VENEZA – O cineasta Júlio Bressane, símbolo do cinema independente brasileiro, volta ao universo literário de Machado de Assis para reavivar a repulsa das pessoas a ratos e esqueletos no filme “A Erva do Rato”, apresentado hoje no Festival Internacional de Cinema de Veneza.
Apresentado na seção Horizonte, “A Erva do Rato” é um filme exigente, apreciado após ser visto e que faz o público sofrer durante a exibição. Em entrevista coletiva, Bressane explicou que “não é uma adaptação de Machado de Assis, mas é uma tradução em imagens de seu espírito”.
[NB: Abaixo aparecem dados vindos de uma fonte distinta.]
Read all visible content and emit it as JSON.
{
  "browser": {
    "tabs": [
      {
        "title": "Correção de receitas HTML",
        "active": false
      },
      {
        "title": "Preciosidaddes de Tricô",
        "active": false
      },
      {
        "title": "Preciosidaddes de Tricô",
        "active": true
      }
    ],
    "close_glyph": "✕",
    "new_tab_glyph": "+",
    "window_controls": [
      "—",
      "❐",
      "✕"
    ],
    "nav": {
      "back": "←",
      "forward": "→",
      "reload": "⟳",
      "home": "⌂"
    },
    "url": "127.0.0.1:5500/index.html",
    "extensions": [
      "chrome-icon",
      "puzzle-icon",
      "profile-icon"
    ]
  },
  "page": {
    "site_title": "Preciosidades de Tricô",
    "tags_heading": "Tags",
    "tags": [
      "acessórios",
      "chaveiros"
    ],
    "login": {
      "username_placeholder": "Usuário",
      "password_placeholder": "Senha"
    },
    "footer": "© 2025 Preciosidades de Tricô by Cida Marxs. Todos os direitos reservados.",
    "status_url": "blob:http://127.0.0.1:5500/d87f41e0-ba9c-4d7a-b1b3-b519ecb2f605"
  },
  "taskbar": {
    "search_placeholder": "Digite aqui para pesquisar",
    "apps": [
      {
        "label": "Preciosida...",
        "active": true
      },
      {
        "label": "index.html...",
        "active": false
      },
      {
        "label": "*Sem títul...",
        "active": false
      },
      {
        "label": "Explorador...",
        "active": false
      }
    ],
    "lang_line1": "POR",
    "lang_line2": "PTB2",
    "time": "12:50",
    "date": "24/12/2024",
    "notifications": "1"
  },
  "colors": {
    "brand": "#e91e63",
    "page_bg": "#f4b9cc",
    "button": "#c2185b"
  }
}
A base literária do roteiro são dois contos do escritor, “Um esqueleto” e “A causa secreta”. Apesar disso, ”há poucas linhas deles no filme”, afirma Bressane, embora tenham sido feitas várias referências a ratos e os esqueletos, “as duas coisas que, em toda a história da arte e do homem, sempre provocaram repulsa”. Este “jogo semiótico” é protagonizado por Selton Mello e Alessandra Negrini, com quem o diretor já trabalhou em “Cleópatra” (2007).
O filme tem uma primeira máscara, nas palavras de Bressane: a literária. Com ela, é possível recuperar a qualidade de Machado de Assis (1839-1908) para “reinventar a língua portuguesa, com novas linhas formais e estruturas”, que resultam em uma narrativa cinematográfica insólita.
“A Erva do Rato” – o único veneno que não tem antídoto, segundo o filme –, começa em um cemitério no qual duas pessoas, cujos nomes são apenas Ele e Ela, se conhecem e são condenadas a ficarem juntas para sempre. A mulher se submeterá a partir de então ao homem na dura tarefa de transcrever as histórias que lhe conta e que encherão centenas de cadernos que consumirão sua energia.
A palavra protagoniza “A Erva do Rato” à primeira vista, mas “após esta primeira máscara há outra: a luz”, diz o diretor. Desta forma, as referências pictóricas aparecem ao redor da pintura de Edouard Manet (1832-1883) e, especialmente, do quadro “O almoço sobre a relva”, que impulsionou o Impressionismo, apesar de seu autor renegar o termo. “Fala da percepção e do desenvolvimento da luz. A luz é um processo químico e está antes dos atores e das cenas”, disse.
Julio Bressane, que é co-editor do filme junto com Rosa Dias, começou sua carreira em 1966 com o curta “Lima Barreto - Trajetória” e logo surgiu como um dos protagonistas do Cinema Novo brasileiro, onde desenvolveu uma carreira marcada por uma linguagem experimental, ritmo pausado e clara tendência estética.
Em 1985, realizou uma adaptação de Machado de Assis chamada “Brás Cubas”. Entre seus últimos títulos se destacam “Miramar” (1997) e “Dias de Nietzsche em Turim” (2001).